A preservação de Terras Indígenas e o trabalho ativo dos povos que a habitam são fundamentais para a manutenção do regime de chuvas e para impedir a degradação socioambiental, contribuindo para a sobrevivência de toda a humanidade. Como bem pontua a Articulação dos Povos Indígenas do Brasil (APIB), os Povos Indígenas compõem 5% da população mundial, mas suas terras detêm 80% de sua biodiversidade. Além disso, as visões de mundo dos primeiros habitantes da América são um contraponto essencial aos modelos de desenvolvimento que o Brasil tem seguido.
Enquanto a relação entre instituições financeiras e as empresas que elas apoiam resultam em abundantes violações aos direitos humanos, o próprio setor financeiro cria oportunidades de pressão. Em 2019, indígenas guarani Mbyá do litoral paulista compraram ações da Rumo Logística para denunciar na assembleia de acionistas da empresa o descumprimento de obrigações socioambientais decorrentes da duplicação de uma ferrovia que passava dentro de suas terras.

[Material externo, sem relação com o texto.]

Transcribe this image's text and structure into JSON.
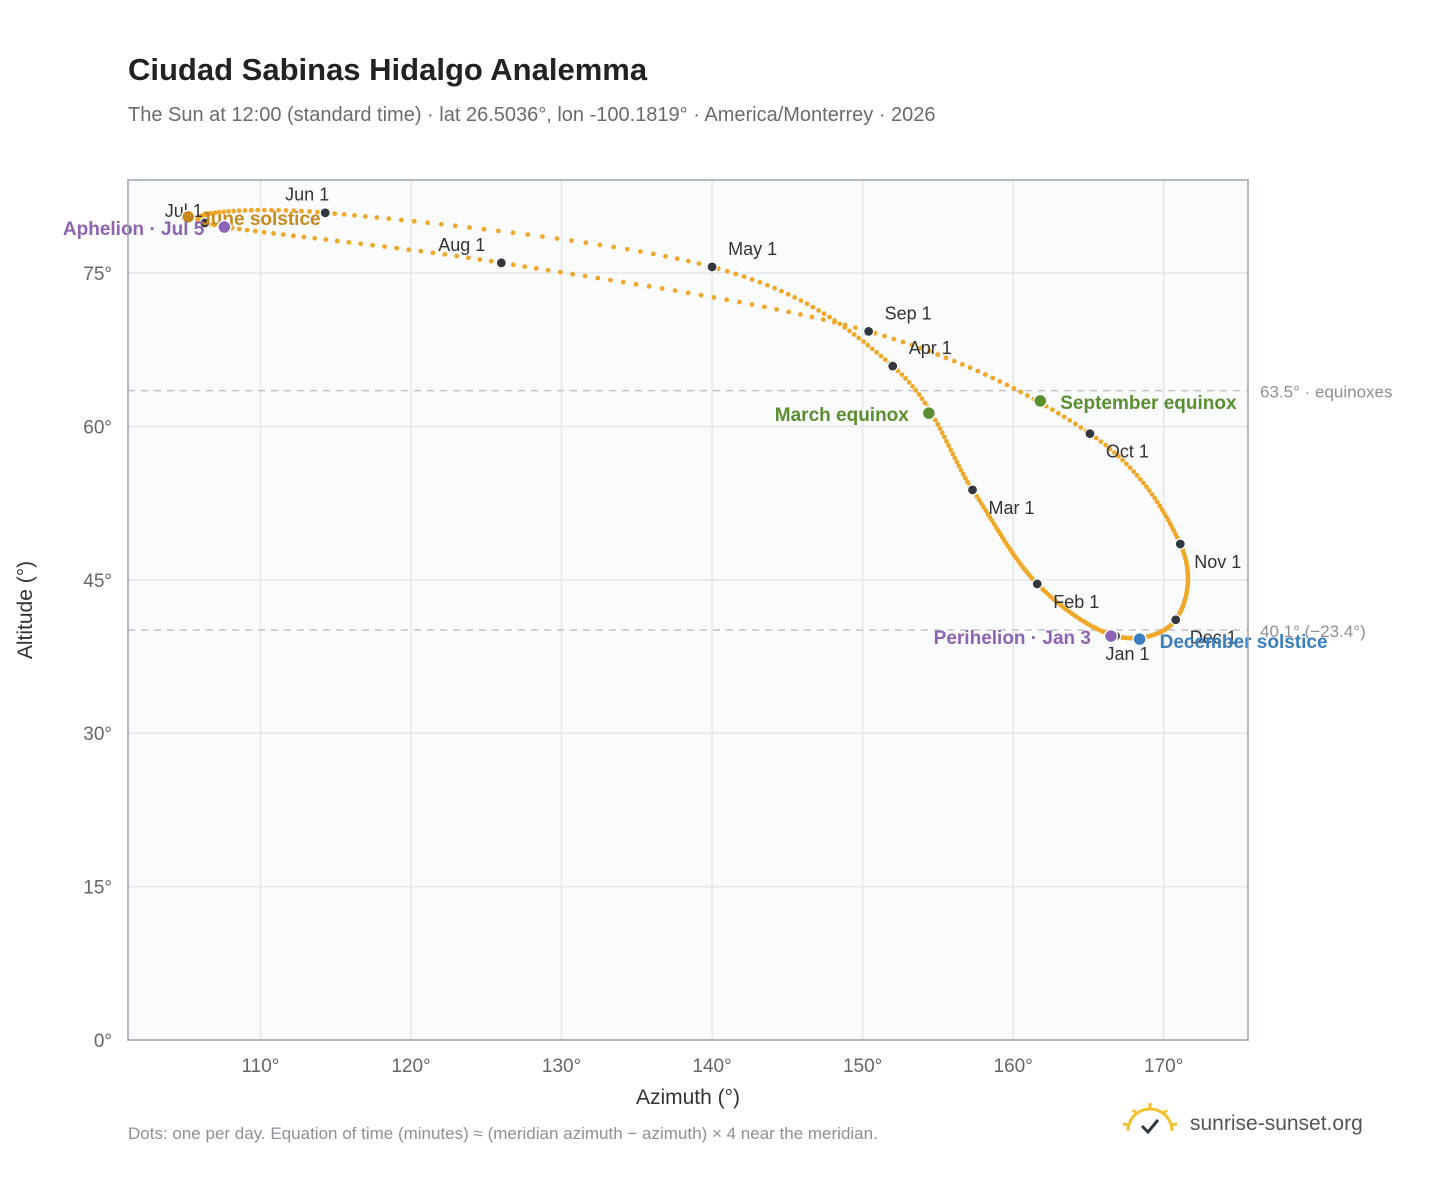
{
  "title": "Ciudad Sabinas Hidalgo Analemma",
  "subtitle": "The Sun at 12:00 (standard time) · lat 26.5036°, lon -100.1819° · America/Monterrey · 2026",
  "footnote": "Dots: one per day. Equation of time (minutes) ≈ (meridian azimuth − azimuth) × 4 near the meridian.",
  "brand": {
    "text": "sunrise-sunset.org",
    "logo_icon": "sun-check-icon"
  },
  "colors": {
    "curve": "#f0a829",
    "month_marker": "#333840",
    "equinox": "#5a8e2e",
    "solstice_june": "#c8891a",
    "solstice_december": "#3a7ec0",
    "apsis": "#8f63b3",
    "reference_line": "#c0c5cc",
    "plot_background": "#f9fbfd",
    "grid": "#e3e7ec",
    "frame": "#9aa3ae"
  },
  "chart_data": {
    "type": "scatter",
    "xlabel": "Azimuth (°)",
    "ylabel": "Altitude (°)",
    "xlim": [
      101.2,
      175.6
    ],
    "ylim": [
      0,
      84.1
    ],
    "xticks": [
      {
        "v": 110,
        "label": "110°"
      },
      {
        "v": 120,
        "label": "120°"
      },
      {
        "v": 130,
        "label": "130°"
      },
      {
        "v": 140,
        "label": "140°"
      },
      {
        "v": 150,
        "label": "150°"
      },
      {
        "v": 160,
        "label": "160°"
      },
      {
        "v": 170,
        "label": "170°"
      }
    ],
    "yticks": [
      {
        "v": 0,
        "label": "0°"
      },
      {
        "v": 15,
        "label": "15°"
      },
      {
        "v": 30,
        "label": "30°"
      },
      {
        "v": 45,
        "label": "45°"
      },
      {
        "v": 60,
        "label": "60°"
      },
      {
        "v": 75,
        "label": "75°"
      }
    ],
    "grid": true,
    "reference_lines": [
      {
        "y": 63.5,
        "label": "63.5° · equinoxes"
      },
      {
        "y": 40.1,
        "label": "40.1° (−23.4°)"
      }
    ],
    "month_markers": [
      {
        "label": "Jan 1",
        "az": 166.8,
        "alt": 39.5
      },
      {
        "label": "Feb 1",
        "az": 161.6,
        "alt": 44.6
      },
      {
        "label": "Mar 1",
        "az": 157.3,
        "alt": 53.8
      },
      {
        "label": "Apr 1",
        "az": 152.0,
        "alt": 65.9
      },
      {
        "label": "May 1",
        "az": 140.0,
        "alt": 75.6
      },
      {
        "label": "Jun 1",
        "az": 114.3,
        "alt": 80.9
      },
      {
        "label": "Jul 1",
        "az": 106.3,
        "alt": 79.9
      },
      {
        "label": "Aug 1",
        "az": 126.0,
        "alt": 76.0
      },
      {
        "label": "Sep 1",
        "az": 150.4,
        "alt": 69.3
      },
      {
        "label": "Oct 1",
        "az": 165.1,
        "alt": 59.3
      },
      {
        "label": "Nov 1",
        "az": 171.1,
        "alt": 48.5
      },
      {
        "label": "Dec 1",
        "az": 170.8,
        "alt": 41.1
      }
    ],
    "events": [
      {
        "label": "March equinox",
        "az": 154.4,
        "alt": 61.3,
        "kind": "equinox"
      },
      {
        "label": "September equinox",
        "az": 161.8,
        "alt": 62.5,
        "kind": "equinox"
      },
      {
        "label": "June solstice",
        "az": 105.2,
        "alt": 80.5,
        "kind": "solstice_june"
      },
      {
        "label": "December solstice",
        "az": 168.4,
        "alt": 39.2,
        "kind": "solstice_december"
      },
      {
        "label": "Perihelion · Jan 3",
        "az": 166.5,
        "alt": 39.5,
        "kind": "apsis"
      },
      {
        "label": "Aphelion · Jul 5",
        "az": 107.6,
        "alt": 79.5,
        "kind": "apsis"
      }
    ]
  }
}
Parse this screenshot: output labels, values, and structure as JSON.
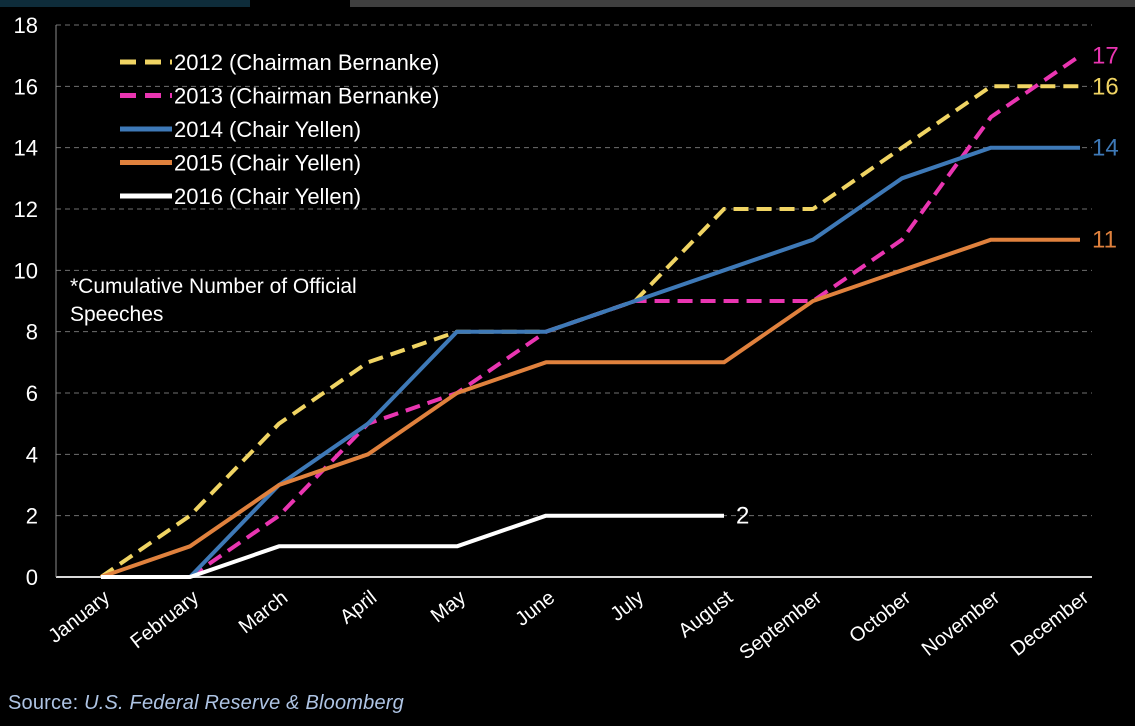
{
  "page": {
    "background": "#000000"
  },
  "top_strips": {
    "teal_color": "#0e2c3a",
    "gray_color": "#3f3f3f"
  },
  "source": {
    "prefix": "Source: ",
    "text": "U.S. Federal Reserve & Bloomberg",
    "color": "#aec4e4"
  },
  "chart_data": {
    "type": "line",
    "title": "",
    "annotation": {
      "line1": "*Cumulative Number of Official",
      "line2": "Speeches"
    },
    "categories": [
      "January",
      "February",
      "March",
      "April",
      "May",
      "June",
      "July",
      "August",
      "September",
      "October",
      "November",
      "December"
    ],
    "ylim": [
      0,
      18
    ],
    "ytick_step": 2,
    "grid": true,
    "grid_color": "#6f6f6f",
    "axis_color": "#d9d9d9",
    "tick_label_color": "#ffffff",
    "legend_position": "top-left",
    "series": [
      {
        "name": "2012 (Chairman Bernanke)",
        "color": "#f0d463",
        "dashed": true,
        "values": [
          0,
          2,
          5,
          7,
          8,
          8,
          9,
          12,
          12,
          14,
          16,
          16
        ],
        "end_label": "16"
      },
      {
        "name": "2013 (Chairman Bernanke)",
        "color": "#e935b1",
        "dashed": true,
        "values": [
          null,
          0,
          2,
          5,
          6,
          8,
          9,
          9,
          9,
          11,
          15,
          17
        ],
        "end_label": "17"
      },
      {
        "name": "2014 (Chair Yellen)",
        "color": "#3e79b7",
        "dashed": false,
        "values": [
          null,
          0,
          3,
          5,
          8,
          8,
          9,
          10,
          11,
          13,
          14,
          14
        ],
        "end_label": "14"
      },
      {
        "name": "2015 (Chair Yellen)",
        "color": "#e0813d",
        "dashed": false,
        "values": [
          0,
          1,
          3,
          4,
          6,
          7,
          7,
          7,
          9,
          10,
          11,
          11
        ],
        "end_label": "11"
      },
      {
        "name": "2016 (Chair Yellen)",
        "color": "#ffffff",
        "dashed": false,
        "values": [
          0,
          0,
          1,
          1,
          1,
          2,
          2,
          2,
          null,
          null,
          null,
          null
        ],
        "end_label": "2"
      }
    ]
  }
}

Essa foi a primeira experiência do chamado “ativismo societário” no país.
Outra forma de agir é por meio do Guia dos Bancos Responsáveis, mencionado anteriormente. Ele dá poder aos clientes de pautarem melhorias enviando um ultimato ao seu banco, exigindo políticas de respeito e inclusão dos povos indígenas, bem como outras demandas que tenham. Já que o dinheiro do cliente está ligado a essas violações, muitas vezes sem saber, sua participação para reverter o cenário de violações é indispensável e complementar à prática do consumo sustentável.